Log Grammar and Parsing Rules

Status

  • Type: Normative
  • Stability: Draft

Problem Statement

TeX logs are not line-oriented data. They are a byte stream containing multiple interleaved constructs:

  • file context nesting via parentheses
  • diagnostics blocks
  • warnings with variable phrasing
  • legacy line wrapping that can split paths and messages

The grammar below defines how FerroTeX interprets this stream.

Normalization

Before tokenization:

  • Normalize CRLF to LF.
  • Preserve original byte offsets by maintaining a mapping table if normalization changes indices.
    • Alternatively, operate on raw bytes and interpret newlines as-is.

Token Classes (informal)

  • LPAREN = (
  • RPAREN = )
  • BANG = ! (error)
  • LINEREF = l.<digits>
  • WARNING_PREFIX = matches known warning introducers
    • LaTeX Warning:
    • Package .* Warning:
    • Overfull \hbox
    • Underfull \hbox
  • PROMPT = ? at start-of-line in interactive contexts

File Path Recognition

A FileEnter event MUST only be emitted when the parser recognizes a plausible path following LPAREN.

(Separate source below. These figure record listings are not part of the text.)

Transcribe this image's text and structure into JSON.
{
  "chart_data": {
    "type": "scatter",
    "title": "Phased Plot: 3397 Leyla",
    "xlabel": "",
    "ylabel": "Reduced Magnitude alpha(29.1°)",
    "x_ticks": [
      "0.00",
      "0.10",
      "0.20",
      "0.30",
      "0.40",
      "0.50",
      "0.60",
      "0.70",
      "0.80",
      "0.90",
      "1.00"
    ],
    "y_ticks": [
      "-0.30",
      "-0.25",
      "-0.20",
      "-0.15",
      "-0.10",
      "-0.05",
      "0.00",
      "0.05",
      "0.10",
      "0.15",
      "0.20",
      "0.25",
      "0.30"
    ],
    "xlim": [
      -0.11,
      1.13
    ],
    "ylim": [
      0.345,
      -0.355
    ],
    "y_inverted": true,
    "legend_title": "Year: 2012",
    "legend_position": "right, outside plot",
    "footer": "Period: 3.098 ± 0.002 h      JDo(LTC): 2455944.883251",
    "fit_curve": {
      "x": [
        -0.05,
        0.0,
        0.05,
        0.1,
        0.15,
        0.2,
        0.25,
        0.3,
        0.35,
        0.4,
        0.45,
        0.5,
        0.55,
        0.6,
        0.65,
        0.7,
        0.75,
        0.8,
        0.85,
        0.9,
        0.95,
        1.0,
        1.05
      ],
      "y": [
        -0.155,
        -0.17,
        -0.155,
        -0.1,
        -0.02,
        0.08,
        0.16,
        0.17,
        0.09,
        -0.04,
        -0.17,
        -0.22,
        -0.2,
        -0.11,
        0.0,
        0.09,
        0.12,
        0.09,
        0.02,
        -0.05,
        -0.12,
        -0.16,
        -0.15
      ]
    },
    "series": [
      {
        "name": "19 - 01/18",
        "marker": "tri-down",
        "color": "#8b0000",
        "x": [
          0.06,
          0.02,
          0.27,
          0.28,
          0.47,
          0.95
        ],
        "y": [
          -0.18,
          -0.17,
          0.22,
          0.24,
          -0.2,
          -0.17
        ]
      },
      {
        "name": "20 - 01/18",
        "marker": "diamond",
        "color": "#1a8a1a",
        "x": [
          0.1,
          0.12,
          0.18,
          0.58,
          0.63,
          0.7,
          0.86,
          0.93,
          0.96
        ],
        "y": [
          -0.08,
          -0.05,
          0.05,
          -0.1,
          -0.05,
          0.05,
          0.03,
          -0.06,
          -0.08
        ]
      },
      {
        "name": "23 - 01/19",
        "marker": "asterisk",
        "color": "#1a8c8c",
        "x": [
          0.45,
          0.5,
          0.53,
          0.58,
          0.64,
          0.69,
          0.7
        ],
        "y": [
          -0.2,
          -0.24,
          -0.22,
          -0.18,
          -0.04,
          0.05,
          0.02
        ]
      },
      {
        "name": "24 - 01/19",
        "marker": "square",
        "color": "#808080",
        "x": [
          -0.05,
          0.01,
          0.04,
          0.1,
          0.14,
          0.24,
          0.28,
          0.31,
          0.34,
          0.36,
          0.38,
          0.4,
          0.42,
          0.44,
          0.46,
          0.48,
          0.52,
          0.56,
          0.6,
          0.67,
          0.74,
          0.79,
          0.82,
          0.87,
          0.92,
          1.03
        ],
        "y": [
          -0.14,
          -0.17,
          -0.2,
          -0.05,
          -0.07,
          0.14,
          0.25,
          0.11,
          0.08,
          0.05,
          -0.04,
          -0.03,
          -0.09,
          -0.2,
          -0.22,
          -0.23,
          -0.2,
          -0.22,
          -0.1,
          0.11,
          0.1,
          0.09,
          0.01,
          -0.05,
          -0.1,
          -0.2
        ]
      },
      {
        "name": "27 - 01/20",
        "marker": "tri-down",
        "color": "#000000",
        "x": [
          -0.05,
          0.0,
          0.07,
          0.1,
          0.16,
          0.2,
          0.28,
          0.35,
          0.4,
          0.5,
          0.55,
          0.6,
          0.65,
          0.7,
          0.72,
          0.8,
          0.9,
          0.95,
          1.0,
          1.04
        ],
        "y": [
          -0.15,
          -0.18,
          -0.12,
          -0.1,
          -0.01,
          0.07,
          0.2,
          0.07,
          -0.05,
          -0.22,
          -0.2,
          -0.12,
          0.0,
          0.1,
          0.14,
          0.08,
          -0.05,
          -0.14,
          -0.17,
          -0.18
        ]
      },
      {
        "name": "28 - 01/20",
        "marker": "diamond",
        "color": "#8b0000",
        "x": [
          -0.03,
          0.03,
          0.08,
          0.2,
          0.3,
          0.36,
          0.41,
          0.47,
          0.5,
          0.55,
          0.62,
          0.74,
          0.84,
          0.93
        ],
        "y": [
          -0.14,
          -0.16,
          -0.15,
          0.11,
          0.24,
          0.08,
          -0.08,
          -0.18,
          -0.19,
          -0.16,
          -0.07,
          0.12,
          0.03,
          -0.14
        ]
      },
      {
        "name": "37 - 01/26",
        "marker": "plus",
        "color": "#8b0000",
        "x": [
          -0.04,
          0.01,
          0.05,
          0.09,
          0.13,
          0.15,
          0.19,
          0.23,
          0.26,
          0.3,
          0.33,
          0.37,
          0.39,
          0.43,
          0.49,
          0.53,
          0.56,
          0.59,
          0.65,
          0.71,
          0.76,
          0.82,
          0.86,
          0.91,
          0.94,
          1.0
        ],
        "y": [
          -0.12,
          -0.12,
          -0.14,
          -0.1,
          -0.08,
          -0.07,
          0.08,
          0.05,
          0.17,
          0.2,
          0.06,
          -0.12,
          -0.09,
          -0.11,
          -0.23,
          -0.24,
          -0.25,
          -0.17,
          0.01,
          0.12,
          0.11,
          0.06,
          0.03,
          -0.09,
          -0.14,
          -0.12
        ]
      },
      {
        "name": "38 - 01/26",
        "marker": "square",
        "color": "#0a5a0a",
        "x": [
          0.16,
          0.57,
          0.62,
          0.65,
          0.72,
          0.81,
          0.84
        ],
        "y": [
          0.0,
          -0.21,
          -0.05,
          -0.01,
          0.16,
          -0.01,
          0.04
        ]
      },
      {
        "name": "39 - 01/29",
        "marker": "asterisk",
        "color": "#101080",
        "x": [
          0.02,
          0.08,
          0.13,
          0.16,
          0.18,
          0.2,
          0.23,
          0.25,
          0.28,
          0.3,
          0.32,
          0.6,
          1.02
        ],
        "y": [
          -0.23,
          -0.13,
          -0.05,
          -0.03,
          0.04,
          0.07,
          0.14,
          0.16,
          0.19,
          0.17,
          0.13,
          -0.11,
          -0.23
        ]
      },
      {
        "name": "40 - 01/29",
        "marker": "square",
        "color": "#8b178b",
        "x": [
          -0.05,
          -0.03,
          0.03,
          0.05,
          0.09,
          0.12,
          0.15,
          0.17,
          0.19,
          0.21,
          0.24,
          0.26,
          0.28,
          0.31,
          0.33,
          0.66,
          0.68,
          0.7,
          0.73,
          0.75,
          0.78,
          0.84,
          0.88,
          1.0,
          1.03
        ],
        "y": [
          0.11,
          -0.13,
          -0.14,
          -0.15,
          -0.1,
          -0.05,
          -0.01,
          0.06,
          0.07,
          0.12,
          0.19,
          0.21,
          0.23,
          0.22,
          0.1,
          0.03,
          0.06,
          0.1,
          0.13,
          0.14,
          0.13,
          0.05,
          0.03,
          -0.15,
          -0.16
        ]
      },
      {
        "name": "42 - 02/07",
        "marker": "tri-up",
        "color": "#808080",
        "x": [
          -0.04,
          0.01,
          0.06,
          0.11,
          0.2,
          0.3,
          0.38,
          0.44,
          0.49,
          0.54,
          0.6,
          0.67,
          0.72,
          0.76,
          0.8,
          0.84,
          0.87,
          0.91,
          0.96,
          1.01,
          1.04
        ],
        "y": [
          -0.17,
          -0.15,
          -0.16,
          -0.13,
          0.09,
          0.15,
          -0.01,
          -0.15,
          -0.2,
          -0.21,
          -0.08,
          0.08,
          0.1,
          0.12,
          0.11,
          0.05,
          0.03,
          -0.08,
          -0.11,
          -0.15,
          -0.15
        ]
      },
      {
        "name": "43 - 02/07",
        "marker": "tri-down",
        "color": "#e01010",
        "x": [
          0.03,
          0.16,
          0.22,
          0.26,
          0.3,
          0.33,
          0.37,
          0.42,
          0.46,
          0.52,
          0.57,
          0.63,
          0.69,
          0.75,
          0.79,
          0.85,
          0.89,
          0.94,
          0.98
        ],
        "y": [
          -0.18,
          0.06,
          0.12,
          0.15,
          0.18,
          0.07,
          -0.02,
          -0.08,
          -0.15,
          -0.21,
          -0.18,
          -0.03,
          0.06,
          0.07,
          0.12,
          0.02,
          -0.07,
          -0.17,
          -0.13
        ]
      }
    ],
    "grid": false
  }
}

Path Heuristics (MUST/SHOULD)

  • MUST accept:
    • ./relative/path.tex
    • relative/path.tex
    • absolute POSIX paths
    • Windows-style paths (drive letters) if running on Windows
  • SHOULD accept:
    • .sty, .cls, .bib, .aux, .toc and other auxiliary extensions
  • MUST handle spaces conservatively:
    • treat spaces as terminators unless the engine clearly emits quoted paths (rare)

Line Wrapping Handling

Classic TeX wraps output around ~79 characters.

FerroTeX uses guarded joining:

  • Join line fragments only when both conditions hold:
    • the first line ends in a token that is syntactically incomplete (e.g., path missing extension or closing delimiter)
    • the next line begins with characters consistent with a continuation (not a diagnostic boundary)

The join algorithm MUST be bounded (e.g., at most N lines joined for a single token).

Error Blocks

A minimal error block:

  • BANG followed by message line
  • optionally LINEREF line
  • optionally context lines

The parser MUST treat these as a cohesive structure, not independent lines.

Recovery

Recovery is required due to ambiguous or malformed logs.

  • If RPAREN occurs with empty stack, emit Info and continue.
  • If LPAREN appears but no plausible path follows, treat as text.
  • If repeated ambiguity is detected, reduce confidence and emit recovery events.

Output

The parser emits:

  • an event stream (see log-event-ir.md)
  • file stack updates via FileEnter/FileExit

The reconstruction layer attaches diagnostics using the current stack top.